Dryden accepted this rule for his prose, and for his poetry adopted the easiest type of verse-form—the heroic couplet. Under his guidance, the English writers evolved a style—precise, formal and elegant—which is called the classical style, and which dominated English literature for more than a century.It is called the Age of Dryden, because Dryden was the dominating and most representative literary figure of the Age.
Restoration-an unusual period:
The Restoration is an unusual historical period, as its literature is bounded by a specific political event: the restoration of the Stuart monarchy. It is unusual in another way, as well, for it is a time when the influence of that king’s presence and personality permeated literary society to such an extent that, almost uniquely, literature reflects the court. The adversaries of the restoration, the Puritans and democrats and republicans, similarly respond to the peculiarities of the king and the king’s personality. Therefore, a top-down view of the literary history of the Restoration has more validity than that of most literary epochs. “The Restoration” as a critical concept covers the duration of the effect of Charles and Charles’s manner. This effect extended beyond his death in some instances not as long as his life, in others.
Restoration literature is the English literature written during the historical period commonly referred to as the English Restoration (1660–1689), which corresponds to the last years of the direct Stuart reign in England, Scotland, Wales, and Ireland. In general, the term is used to denote roughly homogeneous styles of literature that center on a celebration of or reaction to the restored court of Charles II. It is a literature that includes extremes, for it encompasses both Paradise Lost and the Earl of Rochester’s Sodom,
Restoration and three forms of literature:
In the Restoration age three forms of literature: Poetry, Prose, and Theatre were excelling.
- The Restoration was an age of poetry.
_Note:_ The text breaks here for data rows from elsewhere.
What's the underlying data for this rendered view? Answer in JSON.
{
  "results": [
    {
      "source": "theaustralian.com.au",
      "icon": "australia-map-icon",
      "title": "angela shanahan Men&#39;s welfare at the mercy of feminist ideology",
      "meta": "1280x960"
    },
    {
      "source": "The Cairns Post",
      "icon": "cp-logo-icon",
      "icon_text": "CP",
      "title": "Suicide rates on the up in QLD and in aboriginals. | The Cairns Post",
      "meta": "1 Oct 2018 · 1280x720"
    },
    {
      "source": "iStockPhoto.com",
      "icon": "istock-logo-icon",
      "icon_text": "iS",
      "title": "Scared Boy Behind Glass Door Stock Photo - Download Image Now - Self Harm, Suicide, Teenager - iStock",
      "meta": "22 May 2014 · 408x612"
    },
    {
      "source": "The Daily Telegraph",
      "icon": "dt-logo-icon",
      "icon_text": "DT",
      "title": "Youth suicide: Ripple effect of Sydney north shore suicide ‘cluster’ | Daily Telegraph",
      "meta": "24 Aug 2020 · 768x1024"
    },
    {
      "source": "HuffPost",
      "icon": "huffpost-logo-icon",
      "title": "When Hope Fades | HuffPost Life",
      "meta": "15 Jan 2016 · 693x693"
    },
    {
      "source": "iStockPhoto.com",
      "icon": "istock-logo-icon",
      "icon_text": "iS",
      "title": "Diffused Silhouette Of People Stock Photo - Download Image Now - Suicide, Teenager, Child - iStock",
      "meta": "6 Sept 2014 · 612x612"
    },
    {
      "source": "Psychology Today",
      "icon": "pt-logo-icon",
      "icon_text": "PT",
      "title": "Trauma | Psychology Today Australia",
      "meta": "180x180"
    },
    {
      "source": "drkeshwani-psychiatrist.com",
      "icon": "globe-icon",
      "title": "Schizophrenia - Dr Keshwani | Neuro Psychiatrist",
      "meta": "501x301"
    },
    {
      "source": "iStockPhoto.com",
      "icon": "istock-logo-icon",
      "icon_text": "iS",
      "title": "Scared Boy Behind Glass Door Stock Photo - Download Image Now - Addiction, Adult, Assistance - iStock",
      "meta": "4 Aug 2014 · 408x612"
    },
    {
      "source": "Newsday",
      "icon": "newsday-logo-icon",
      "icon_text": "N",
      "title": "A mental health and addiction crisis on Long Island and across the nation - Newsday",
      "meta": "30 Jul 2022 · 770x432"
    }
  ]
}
Not only was poetry the most popular form of literature, but it was also the most significant form of literature, as poems affected political events and immediately reflected the times. It was, to its own people, an age dominated only by the king, and not by any single genius. Throughout the period, the lyric, historical, and epic poem was being developed.
- Prose in the Restoration period is dominated by Christian religious writing, but the Restoration also saw the beginnings of two genres that would dominate later periods: fiction and journalism. Religious writing often strayed into political and economic writing; just as political and economic writing implied or directly addressed religion.
- Theatre in Restoration age like every other form was also restored but not in the same way, the plays, written in this age was mostly Dryden’s that flourished until now. The influence of theatre company competition and playhouse economics is also acknowledged, as is the significance of the appearance of the first professional actresses (before this age female characters were played by young boys mostly thirteen or fourteen years old, disguised in women’s clothes on stage).